Original here: Cuentapropismo, Importaciones, Normalizacóin

La lista que el Departamento de Estado está confeccionando con bienes y servicios ofrecidos por empresarios cubanos privados que podrán ser importados en los Estados Unidos será amplia para estimular la creatividad de los “cuentapropistas” y el interés del gobierno de la isla por ampliar sus exportaciones, dijo una fuente que ha tenido acceso al borrador del documento.

Las nuevas regulaciones que comenzaron a regir el 16 de enero prevén el apoyo a los pequeños negocios, pero el Departamento de Estado debe decidir quiénes estarán comprendidos dentro de este sector privado y cuáles serían los productos a importarse desde la isla.

Una de las mayores limitaciones de la política económica actual respecto al “cuentapropismo”, como se designa el trabajo privado en la isla, es que de las 201 actividades ahora permitidas por el gobierno de Raúl Castro, la mayoría son oficios que requieren poca capacitación e infraestructura tecnológica —“vendedor ambulante de alimentos”, “rellenador de fosforeras” y “barberos” son algunos ejemplos— y el espacio para el empleo de profesionales es mínimo.

Por eso la fuente consultada por el Nuevo Herald cree que el Departamento de Estado no confeccionará la lista a partir de la legislación vigente, sino que intentará “abrir la puerta lo más amplia posible, para que sea el gobierno cubano el que decida si va a eliminar los obstáculos a los empresarios y, si esto no sucede, que ellos sepan que es por culpa del bloqueo interno”.

En la lista, que iría cambiando a partir de las dinámicas en Cuba, estarían incluidos servicios profesionales de traducción, programación o de construcción que no están autorizados actualmente en Cuba, por lo que se trata de “anticiparse un poco al futuro”, agrega.

Consultado al respecto, el profesor de Sociología de Baruch College, Ted Henken, cree que este enfoque es positivo pero “la gran pregunta es si esto tendrá impacto o si el gobierno cubano permitirá este intercambio”.

El profesor de Economía de la Universidad de Carleton en Canadá, Archibald Ritter, comentó a el Nuevo Herald que uno de los principales obstáculos para que Estados Unidos pueda apoyar a la empresa privada es el monopolio que tiene el estado sobre las importaciones y las exportaciones.

En las nuevas regulaciones, también se autoriza la exportación a Cuba de materiales de la construcción, herramientas y maquinaria agrícola a los cuentapropistas, pero según Ritter “esto requiere cambios en el monopolio del estado sobre el comercio exterior”, pues actualmente no existe un mecanismo que permita que los empresarios privados puedan importar o exportar.
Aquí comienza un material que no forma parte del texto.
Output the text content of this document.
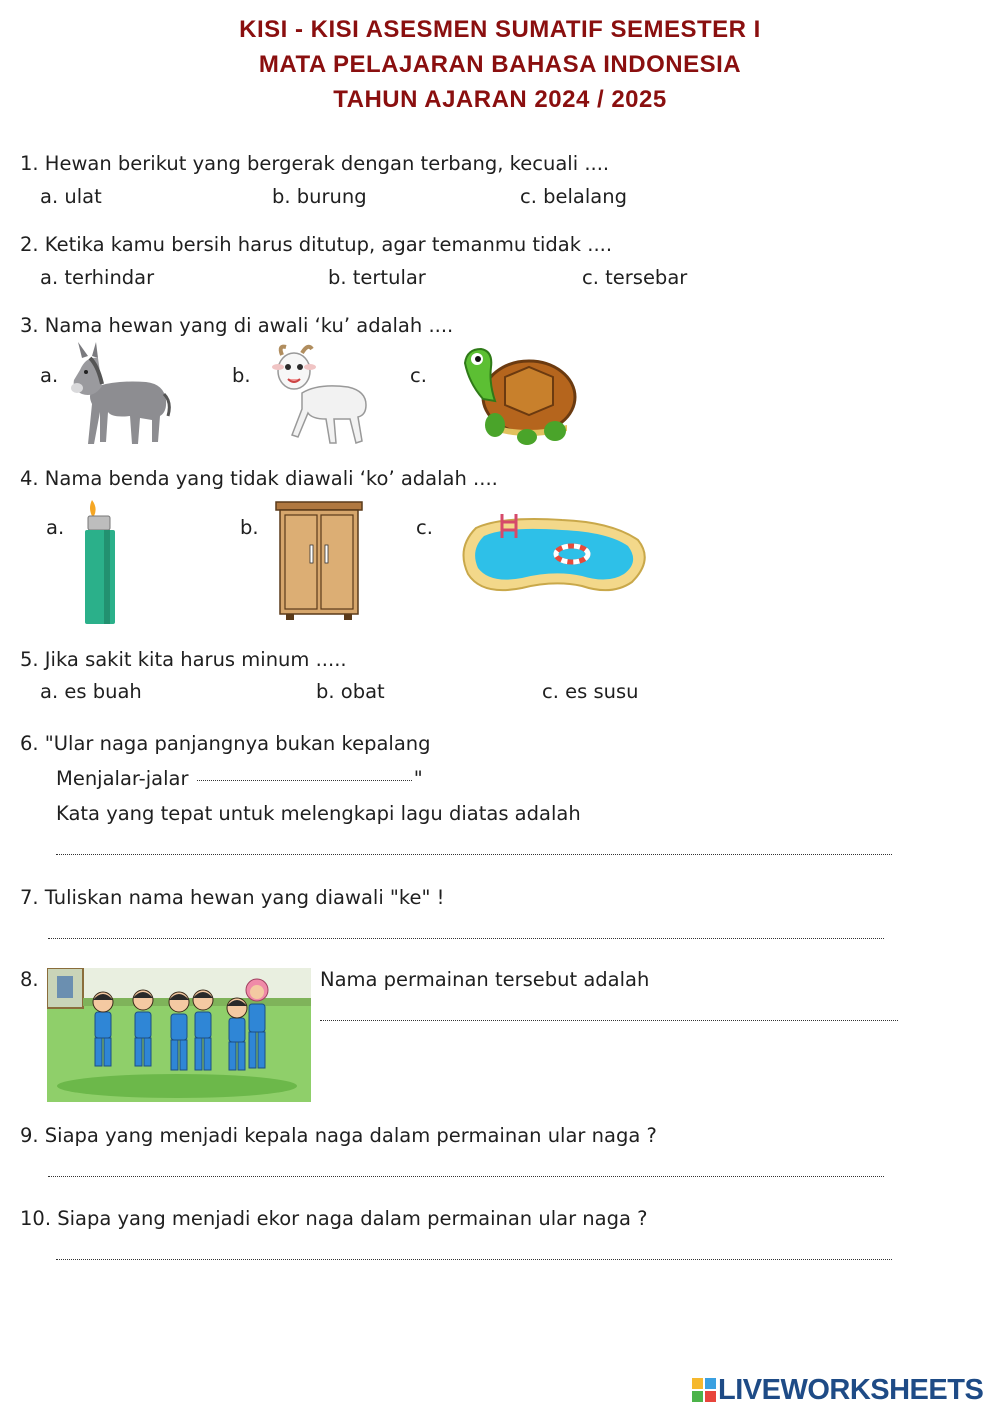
KISI - KISI ASESMEN SUMATIF SEMESTER I
MATA PELAJARAN BAHASA INDONESIA
TAHUN AJARAN 2024 / 2025
1. Hewan berikut yang bergerak dengan terbang, kecuali ....
a. ulat	b. burung	c. belalang
2. Ketika kamu bersih harus ditutup, agar temanmu tidak ....
a. terhindar	b. tertular	c. tersebar
3. Nama hewan yang di awali ‘ku’ adalah ....
a.	b.	c.
4. Nama benda yang tidak diawali ‘ko’ adalah ....
a.	b.	c.
5. Jika sakit kita harus minum .....
a. es buah	b. obat	c. es susu
6. "Ular naga panjangnya bukan kepalang
Menjalar-jalar	"
Kata yang tepat untuk melengkapi lagu diatas adalah
7. Tuliskan nama hewan yang diawali "ke" !
8.	Nama permainan tersebut adalah
9. Siapa yang menjadi kepala naga dalam permainan ular naga ?
10. Siapa yang menjadi ekor naga dalam permainan ular naga ?
LIVEWORKSHEETS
Tampoco existe un mercado mayorista donde ellos puedan adquirir sus insumos.

En la nota de la Agencia de Información Nacional sobre las nuevas regulaciones, el único reporte que fue publicado en todos los medios nacionales, no se hace referencia a la posibilidad de exportación de productos cubanos hacia Estados Unidos, provenientes del sector privado.

También se hace notar que “se mantienen las restricciones a las exportaciones de Estados Unidos a Cuba, especialmente de productos de alta tecnología, con excepción de limitadas ventas de materiales de construcción, equipos e implementos agrícolas que se permitirán realizar a particulares, al parecer a través de empresas cubanas”.

Y según la fuente consultada por el Nuevo Herald, el Departamento de Estado estaría considerando utilizar a una empresa estatal cubana como intermediaria, si se ofrecen garantías de que los productos y materias primas llegarán a manos de los cuentapropistas.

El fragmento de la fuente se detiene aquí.